El tranvía salía al cabo de un cuarto de hora. Decidió asomarse al nuevo mirador. La ciudad se extendía a sus pies, bajo un cielo cada vez más cargado de lluvia; vista así, mientras se encendían las primeras luces, no parecía que en ella bulleran tantas pasiones y emociones. Pero Ricciardi sabía bien cuántas capas había debajo de aquella tranquilidad aparente. Para el régimen, ni un crimen, tan sólo seguridad y bienestar, así se había establecido por decreto. Pero los muertos velaban en las calles, en las casas, pidiendo paz y justicia.

Se acercó al murete, y allá abajo vio la tortuosa escalinata de la via Pedamentina que desde San Martino llevaba al corso Vittorio Emanuele. Un camino largo y agradable, que flanqueaba una pendiente cubierta de espesa vegetación. Las farolas colgantes, que alumbraban la escalinata, se balanceaban al viento. La última luz de la tarde iluminaba todavía un pequeño parque con bancos, el lugar de encuentro de los enamorados que no podían pagarse una habitación durante tres meses, ni siquiera durante tres horas.

Ricciardi vio dos parejas en los bancos: un marinero intentaba abrazar a una muchacha que lo mantenía a raya riendo; un joven elegante, delgado, tal vez un estudiante, tomaba de la mano a una mujer que lo miraba con aire soñador. Ricciardi apartó la vista; a unos cuantos pasos del marinero vio sentado en el suelo a un hombre que con ambos brazos se sujetaba con fuerza el abdomen, como si quisiera abrazarse. Por la boca le salía una espuma amarillenta y burbujeante. Tenía los ojos vidriosos. Incluso desde tan lejos, el comisario oía sus palabras: «Sin ti no hay vida. Sin ti no hay vida. Sin ti no hay vida…». Se envenenó, pensó Ricciardi. Barbitúricos, ácido, lejía. ¿Cuál es la diferencia?

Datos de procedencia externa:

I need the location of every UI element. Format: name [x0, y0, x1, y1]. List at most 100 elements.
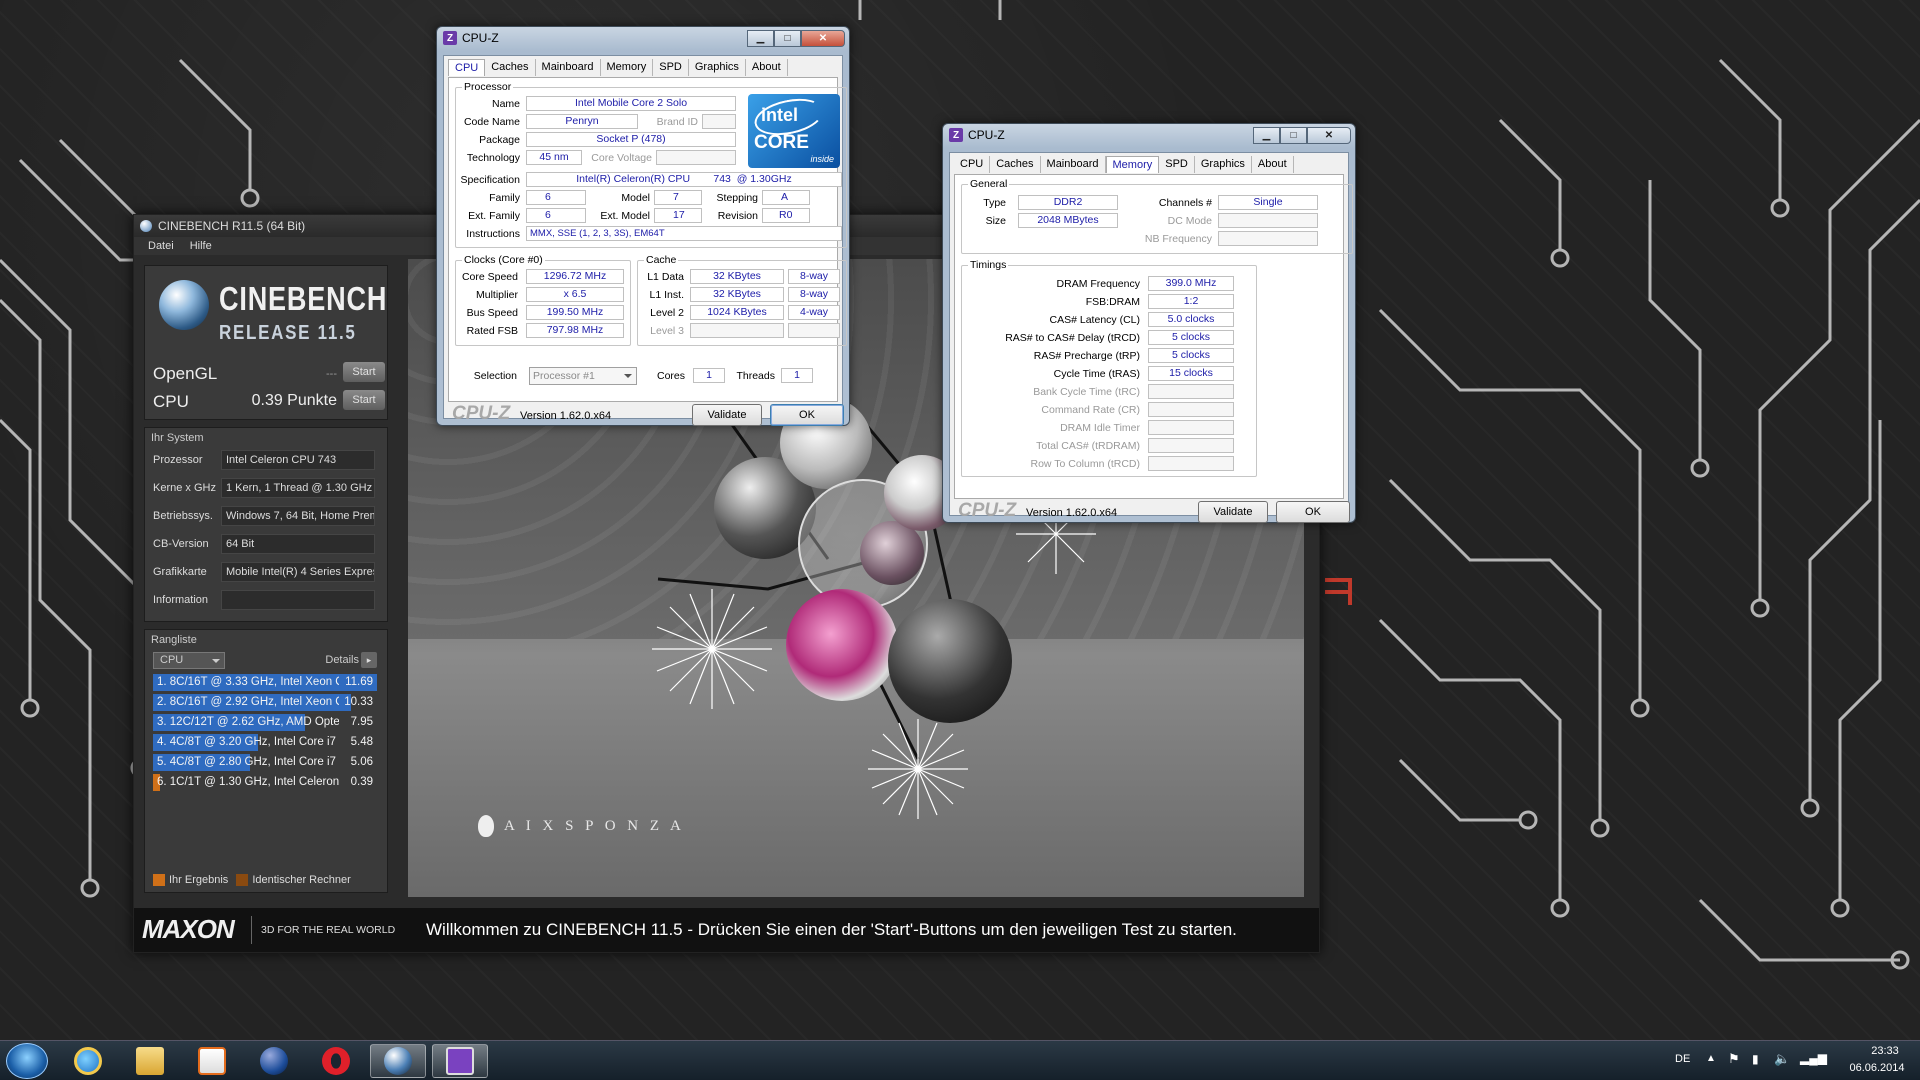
- system-key: Kerne x GHz: [153, 482, 216, 494]
- dcmode-label: DC Mode: [1167, 215, 1212, 227]
- tab-mainboard[interactable]: Mainboard: [1041, 156, 1106, 173]
- taskbar-cpuz[interactable]: [432, 1044, 488, 1078]
- level2-way: 4-way: [788, 305, 840, 320]
- ranking-row[interactable]: 3. 12C/12T @ 2.62 GHz, AMD Opterc 7.95: [153, 714, 377, 731]
- taskbar-opera[interactable]: [308, 1044, 364, 1078]
- ok-button[interactable]: OK: [1276, 501, 1350, 523]
- ranking-row[interactable]: 1. 8C/16T @ 3.33 GHz, Intel Xeon C 11.69: [153, 674, 377, 691]
- tab-spd[interactable]: SPD: [653, 59, 689, 76]
- cpuz-titlebar[interactable]: Z CPU-Z ▁ □ ✕: [437, 27, 849, 49]
- tab-graphics[interactable]: Graphics: [689, 59, 746, 76]
- validate-button[interactable]: Validate: [692, 404, 762, 426]
- language-indicator[interactable]: DE: [1675, 1053, 1690, 1065]
- ranking-select[interactable]: CPU: [153, 652, 225, 669]
- menu-datei[interactable]: Datei: [148, 240, 174, 252]
- trc-label: Bank Cycle Time (tRC): [1033, 386, 1140, 398]
- system-row: CB-Version 64 Bit: [153, 534, 375, 554]
- taskbar-ie[interactable]: [60, 1044, 116, 1078]
- maxon-divider: [251, 916, 252, 944]
- l1inst-way: 8-way: [788, 287, 840, 302]
- close-icon[interactable]: ✕: [1307, 126, 1351, 144]
- tab-cpu[interactable]: CPU: [448, 59, 486, 76]
- minimize-icon[interactable]: ▁: [747, 29, 774, 47]
- tab-memory[interactable]: Memory: [1105, 156, 1160, 173]
- system-panel: Ihr System Prozessor Intel Celeron CPU 74…: [144, 427, 388, 622]
- tab-about[interactable]: About: [746, 59, 788, 76]
- spec-label: Specification: [460, 174, 520, 186]
- cache-group: Cache L1 Data 32 KBytes 8-way L1 Inst. 3…: [637, 254, 847, 346]
- ranking-score: 5.48: [350, 736, 373, 748]
- extmodel-label: Ext. Model: [600, 210, 650, 222]
- taskbar-cinebench-earth[interactable]: [246, 1044, 302, 1078]
- cpuz-memory-window[interactable]: Z CPU-Z ▁ □ ✕ CPU Caches Mainboard Memor…: [942, 123, 1356, 523]
- trp-value: 5 clocks: [1148, 348, 1234, 363]
- cpuz-icon: [446, 1047, 474, 1075]
- cpu-start-button[interactable]: Start: [343, 390, 385, 410]
- start-button[interactable]: [6, 1043, 48, 1079]
- ranking-row[interactable]: 4. 4C/8T @ 3.20 GHz, Intel Core i7 CF 5.4…: [153, 734, 377, 751]
- corespeed-label: Core Speed: [461, 271, 518, 283]
- tab-page: General Type DDR2 Size 2048 MBytes Chann…: [954, 174, 1353, 499]
- tab-cpu[interactable]: CPU: [954, 156, 991, 173]
- action-center-flag-icon[interactable]: ⚑: [1728, 1051, 1740, 1067]
- type-label: Type: [983, 197, 1006, 209]
- menu-hilfe[interactable]: Hilfe: [190, 240, 212, 252]
- details-arrow-button[interactable]: ▸: [361, 652, 377, 668]
- ranking-row[interactable]: 5. 4C/8T @ 2.80 GHz, Intel Core i7 CF 5.0…: [153, 754, 377, 771]
- tab-caches[interactable]: Caches: [485, 59, 536, 76]
- system-row: Kerne x GHz 1 Kern, 1 Thread @ 1.30 GHz: [153, 478, 375, 498]
- clock-time[interactable]: 23:33: [1855, 1045, 1915, 1057]
- validate-button[interactable]: Validate: [1198, 501, 1268, 523]
- cpuz-cpu-window[interactable]: Z CPU-Z ▁ □ ✕ CPU Caches Mainboard Memor…: [436, 26, 850, 426]
- taskbar-media-player[interactable]: [184, 1044, 240, 1078]
- minimize-icon[interactable]: ▁: [1253, 126, 1280, 144]
- technology-label: Technology: [466, 152, 520, 164]
- ranking-score: 0.39: [350, 776, 373, 788]
- name-value: Intel Mobile Core 2 Solo: [526, 96, 736, 111]
- level2-value: 1024 KBytes: [690, 305, 784, 320]
- ranking-row[interactable]: 2. 8C/16T @ 2.92 GHz, Intel Xeon C 10.33: [153, 694, 377, 711]
- type-value: DDR2: [1018, 195, 1118, 210]
- tab-memory[interactable]: Memory: [601, 59, 654, 76]
- intel-inside-text: inside: [810, 154, 834, 164]
- opengl-start-button[interactable]: Start: [343, 362, 385, 382]
- ok-button[interactable]: OK: [770, 404, 844, 426]
- maximize-icon[interactable]: □: [1280, 126, 1307, 144]
- tab-spd[interactable]: SPD: [1159, 156, 1195, 173]
- maximize-icon[interactable]: □: [774, 29, 801, 47]
- taskbar-explorer[interactable]: [122, 1044, 178, 1078]
- opera-icon: [322, 1047, 350, 1075]
- opengl-row: OpenGL --- Start: [153, 362, 385, 384]
- cpuz-titlebar[interactable]: Z CPU-Z ▁ □ ✕: [943, 124, 1355, 146]
- taskbar-cinebench[interactable]: [370, 1044, 426, 1078]
- processor-select[interactable]: Processor #1: [529, 367, 637, 385]
- timings-group: Timings DRAM Frequency 399.0 MHz FSB:DRAM 1…: [961, 259, 1257, 477]
- multiplier-value: x 6.5: [526, 287, 624, 302]
- opengl-label: OpenGL: [153, 364, 218, 383]
- close-icon[interactable]: ✕: [801, 29, 845, 47]
- ranking-row[interactable]: 6. 1C/1T @ 1.30 GHz, Intel Celeron C 0.39: [153, 774, 377, 791]
- ranking-label: 2. 8C/16T @ 2.92 GHz, Intel Xeon C: [157, 696, 339, 708]
- tray-expand-icon[interactable]: ▲: [1706, 1053, 1716, 1064]
- level2-label: Level 2: [650, 307, 684, 319]
- brandid-label: Brand ID: [656, 116, 698, 128]
- tab-graphics[interactable]: Graphics: [1195, 156, 1252, 173]
- legend-mine-label: Ihr Ergebnis: [169, 874, 229, 886]
- tab-mainboard[interactable]: Mainboard: [536, 59, 601, 76]
- clock-date[interactable]: 06.06.2014: [1840, 1062, 1914, 1074]
- tab-caches[interactable]: Caches: [990, 156, 1041, 173]
- cpuz-footer-logo: CPU-Z: [452, 403, 511, 424]
- volume-icon[interactable]: 🔈: [1774, 1051, 1790, 1067]
- system-row: Betriebssys. Windows 7, 64 Bit, Home Prem: [153, 506, 375, 526]
- tras-label: Cycle Time (tRAS): [1053, 368, 1140, 380]
- system-header: Ihr System: [151, 432, 204, 444]
- network-icon[interactable]: ▂▄▆: [1800, 1051, 1827, 1065]
- l1data-way: 8-way: [788, 269, 840, 284]
- ranking-label: 1. 8C/16T @ 3.33 GHz, Intel Xeon C: [157, 676, 339, 688]
- system-row: Grafikkarte Mobile Intel(R) 4 Series Expr…: [153, 562, 375, 582]
- instructions-value: MMX, SSE (1, 2, 3, 3S), EM64T: [526, 226, 842, 241]
- timings-group-label: Timings: [968, 259, 1009, 271]
- power-icon[interactable]: ▮: [1752, 1052, 1759, 1066]
- tab-about[interactable]: About: [1252, 156, 1294, 173]
- idle-value: [1148, 420, 1234, 435]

Algo más atrás, la silueta de una joven mujer se balanceaba en una rama; colgaba de una tira de tela, tal vez una bufanda. Parecía una fruta tardía de invierno, como un racimo de uva que, escapado de la vendimia, no se hubiese secado todavía. Los ojos desorbitados, el rostro cárdeno, la lengua horriblemente hinchada y azulada asomaba entre los labios tumefactos. El cuello estirado por la tracción, las piernas y los brazos tendidos y compuestos. Seguía repitiendo: «Amor mío, ¿por qué? Amor mío, ¿por qué?». Un paraje para enamorados, pensó el comisario. Había visto otros «habitados» de ese modo; la gente iba a buscar la paz a los lugares donde había sido feliz, sin saber que la paz no existía, ni siquiera tras la muerte.

Mientras observaba a los vivos y a los muertos, le vino a la cabeza la publicidad de un reconstituyente que a menudo veía en el diario. Antes y después de la toma, pensó.

Antes y después del amor.

La bocina del tranvía resonó en el aire; sin mudar la expresión, Ricciardi se dio la vuelta y despacio empezó a subir la cuesta.